How Hex Builds AI Agents: Making Agents Reason Like Human Data Analysts | Izzy Miller, AI Engineer

LangChain Youtube

Hex's production data agents expose a fundamental verification problem that most LLM evaluation frameworks aren't designed to handle. When you're generating SQL queries or Python transformations against real customer databases, syntactic correctness is table stakes. The hard part is validating whether the agent understood the analytical intent correctly—whether it joined the right tables, applied the correct aggregation logic, or caught a subtle data quality issue that would silently corrupt downstream analysis.

This is categorically different from code generation benchmarks like HumanEval, where you can run unit tests and get a binary pass/fail. A data agent can produce perfectly valid SQL that returns results, but those results might be analytically meaningless because the agent misinterpreted business logic or made incorrect assumptions about data semantics. Hex is dealing with this at scale: their multi-agent system operates with nearly 100K tokens worth of tool definitions, and they're seeing systematic failure modes that standard evals completely miss.

The architecture choices matter more than most teams realize. Hex initially explored off-the-shelf orchestration frameworks but ended up building custom orchestration because existing tools couldn't handle the token budget and context management requirements of their tool catalog. When you're working with that many tools, prompt engineering alone won't save you—you need intelligent tool selection, dynamic context pruning, and careful state management to avoid context collapse. They're also dealing with ephemeral query patterns where agents need to reason about intermediate results without polluting the main analytical workflow, which creates tradeoffs between agent autonomy and user control.

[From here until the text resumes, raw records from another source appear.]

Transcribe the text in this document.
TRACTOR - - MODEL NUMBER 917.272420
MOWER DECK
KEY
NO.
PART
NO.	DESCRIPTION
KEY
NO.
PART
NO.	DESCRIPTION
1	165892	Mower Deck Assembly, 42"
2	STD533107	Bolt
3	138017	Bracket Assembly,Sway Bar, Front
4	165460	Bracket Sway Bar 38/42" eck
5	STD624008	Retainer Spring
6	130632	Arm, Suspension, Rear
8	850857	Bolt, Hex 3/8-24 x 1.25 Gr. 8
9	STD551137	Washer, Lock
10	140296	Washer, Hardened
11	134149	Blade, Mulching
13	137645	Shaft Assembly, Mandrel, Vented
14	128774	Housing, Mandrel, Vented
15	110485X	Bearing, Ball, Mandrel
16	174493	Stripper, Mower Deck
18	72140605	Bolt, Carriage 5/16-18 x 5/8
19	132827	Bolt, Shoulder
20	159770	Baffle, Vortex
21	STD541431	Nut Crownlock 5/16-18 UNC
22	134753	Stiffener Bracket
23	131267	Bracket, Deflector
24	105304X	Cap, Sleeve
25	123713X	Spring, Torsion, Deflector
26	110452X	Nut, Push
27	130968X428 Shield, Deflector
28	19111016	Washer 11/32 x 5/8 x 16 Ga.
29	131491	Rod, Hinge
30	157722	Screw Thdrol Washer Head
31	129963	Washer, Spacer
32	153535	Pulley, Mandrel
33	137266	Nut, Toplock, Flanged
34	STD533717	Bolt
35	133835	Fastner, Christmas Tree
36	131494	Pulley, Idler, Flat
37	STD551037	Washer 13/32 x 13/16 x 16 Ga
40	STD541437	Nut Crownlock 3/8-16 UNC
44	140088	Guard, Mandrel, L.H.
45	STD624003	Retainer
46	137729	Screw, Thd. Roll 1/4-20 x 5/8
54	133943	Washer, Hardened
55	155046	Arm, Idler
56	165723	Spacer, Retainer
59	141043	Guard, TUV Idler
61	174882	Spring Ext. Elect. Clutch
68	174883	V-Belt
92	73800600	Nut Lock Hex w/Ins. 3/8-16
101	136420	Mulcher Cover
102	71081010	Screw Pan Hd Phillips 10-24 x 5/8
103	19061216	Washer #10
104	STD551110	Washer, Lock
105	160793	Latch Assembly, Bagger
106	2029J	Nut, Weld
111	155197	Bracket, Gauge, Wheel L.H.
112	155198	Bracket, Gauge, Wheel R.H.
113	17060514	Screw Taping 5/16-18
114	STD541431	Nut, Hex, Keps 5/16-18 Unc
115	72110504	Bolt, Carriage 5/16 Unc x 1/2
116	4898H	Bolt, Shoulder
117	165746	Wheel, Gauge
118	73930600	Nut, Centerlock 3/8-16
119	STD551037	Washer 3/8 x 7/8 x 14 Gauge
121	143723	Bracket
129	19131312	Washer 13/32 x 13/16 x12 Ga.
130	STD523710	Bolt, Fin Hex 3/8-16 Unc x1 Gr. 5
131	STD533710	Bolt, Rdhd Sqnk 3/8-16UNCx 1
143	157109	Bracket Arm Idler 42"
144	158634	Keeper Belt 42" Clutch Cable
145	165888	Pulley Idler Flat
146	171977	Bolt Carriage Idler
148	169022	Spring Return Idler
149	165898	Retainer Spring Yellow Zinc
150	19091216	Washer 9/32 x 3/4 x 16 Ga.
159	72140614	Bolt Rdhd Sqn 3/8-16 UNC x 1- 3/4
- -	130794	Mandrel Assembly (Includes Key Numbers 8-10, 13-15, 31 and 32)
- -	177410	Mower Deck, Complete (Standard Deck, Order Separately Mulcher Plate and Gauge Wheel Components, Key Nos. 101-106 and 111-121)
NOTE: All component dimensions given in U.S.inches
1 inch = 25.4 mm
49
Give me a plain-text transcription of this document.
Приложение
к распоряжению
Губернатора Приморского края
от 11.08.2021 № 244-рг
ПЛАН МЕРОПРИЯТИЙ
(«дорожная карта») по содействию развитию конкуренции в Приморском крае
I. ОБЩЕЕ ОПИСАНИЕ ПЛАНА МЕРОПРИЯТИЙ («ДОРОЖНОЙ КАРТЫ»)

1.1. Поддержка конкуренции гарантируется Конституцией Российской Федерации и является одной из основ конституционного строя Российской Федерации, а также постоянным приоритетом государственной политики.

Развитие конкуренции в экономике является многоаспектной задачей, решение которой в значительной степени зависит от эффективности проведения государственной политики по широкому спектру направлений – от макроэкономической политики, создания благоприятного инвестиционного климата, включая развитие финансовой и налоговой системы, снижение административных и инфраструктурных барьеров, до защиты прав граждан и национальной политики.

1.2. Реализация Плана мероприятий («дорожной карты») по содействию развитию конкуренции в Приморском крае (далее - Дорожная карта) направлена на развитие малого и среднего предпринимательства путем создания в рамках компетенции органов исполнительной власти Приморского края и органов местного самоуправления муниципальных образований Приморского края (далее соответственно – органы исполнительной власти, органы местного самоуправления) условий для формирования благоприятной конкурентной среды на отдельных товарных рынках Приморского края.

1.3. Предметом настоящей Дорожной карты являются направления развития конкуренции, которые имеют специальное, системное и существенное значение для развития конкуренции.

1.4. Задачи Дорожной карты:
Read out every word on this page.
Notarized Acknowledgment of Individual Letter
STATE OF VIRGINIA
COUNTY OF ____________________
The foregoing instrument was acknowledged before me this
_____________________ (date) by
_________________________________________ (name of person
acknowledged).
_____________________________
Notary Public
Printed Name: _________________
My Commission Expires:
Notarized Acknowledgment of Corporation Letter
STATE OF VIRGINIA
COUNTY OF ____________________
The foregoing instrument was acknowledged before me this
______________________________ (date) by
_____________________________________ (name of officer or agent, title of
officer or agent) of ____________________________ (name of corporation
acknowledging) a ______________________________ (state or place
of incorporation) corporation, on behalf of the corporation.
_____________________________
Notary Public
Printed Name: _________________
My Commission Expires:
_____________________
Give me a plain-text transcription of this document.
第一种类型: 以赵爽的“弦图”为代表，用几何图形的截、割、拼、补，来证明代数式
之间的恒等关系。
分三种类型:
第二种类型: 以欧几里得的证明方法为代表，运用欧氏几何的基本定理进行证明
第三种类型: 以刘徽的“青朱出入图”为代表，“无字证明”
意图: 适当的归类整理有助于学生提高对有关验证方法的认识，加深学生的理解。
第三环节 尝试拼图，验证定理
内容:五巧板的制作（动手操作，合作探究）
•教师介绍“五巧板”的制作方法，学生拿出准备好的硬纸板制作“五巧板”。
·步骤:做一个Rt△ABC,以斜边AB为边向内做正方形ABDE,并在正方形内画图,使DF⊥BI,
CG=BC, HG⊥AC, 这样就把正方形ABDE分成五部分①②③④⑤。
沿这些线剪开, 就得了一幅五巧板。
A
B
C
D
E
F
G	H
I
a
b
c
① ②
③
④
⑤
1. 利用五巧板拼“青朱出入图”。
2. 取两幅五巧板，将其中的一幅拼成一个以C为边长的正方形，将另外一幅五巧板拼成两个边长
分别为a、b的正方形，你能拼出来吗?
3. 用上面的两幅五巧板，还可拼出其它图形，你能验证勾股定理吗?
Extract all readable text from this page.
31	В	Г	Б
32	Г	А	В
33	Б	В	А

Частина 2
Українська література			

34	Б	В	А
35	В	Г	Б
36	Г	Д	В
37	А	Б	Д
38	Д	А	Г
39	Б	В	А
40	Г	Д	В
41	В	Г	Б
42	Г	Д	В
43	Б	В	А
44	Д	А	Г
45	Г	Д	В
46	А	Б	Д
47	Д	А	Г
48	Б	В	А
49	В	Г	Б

The eval problem gets worse at longer time horizons. Hex built an internal eval harness that goes beyond single-turn question answering. They're running what they call a "90-day simulation"—essentially testing whether agents can maintain analytical coherence across extended workflows that mirror real user behavior. Current models, including Claude Opus 4.6 and the latest GPT variants, systematically fail these long-horizon evals. One particularly revealing test involves a 900 percent quota calculation scenario that every production model gets wrong because it requires chaining multiple analytical steps while maintaining semantic consistency about what "quota" means in different contexts.

Most public eval sets are optimized for publishing papers, not for catching the failure modes you'll see in production. They tend to be either too narrow (single SQL query generation) or too synthetic (fabricated business scenarios that don't reflect real data complexity). Hex's approach is to build domain-specific eval harnesses that test analytical reasoning patterns their users actually exhibit: multi-step transformations, handling of ambiguous requirements, recovery from partial failures, and the ability to validate results against business logic constraints.

The practical implication for teams building data agents is that you can't rely on benchmark scores to predict production performance. You need eval infrastructure that tests the specific reasoning patterns your domain requires, and you need to accept that current models will fail in ways that aren't immediately obvious from their API responses. The agent might return confident results with perfect formatting, but the underlying analytical logic could be fundamentally broken. Until we have better tools for semantic verification of analytical reasoning, the only reliable approach is extensive domain-specific testing with real user workflows, not synthetic benchmarks.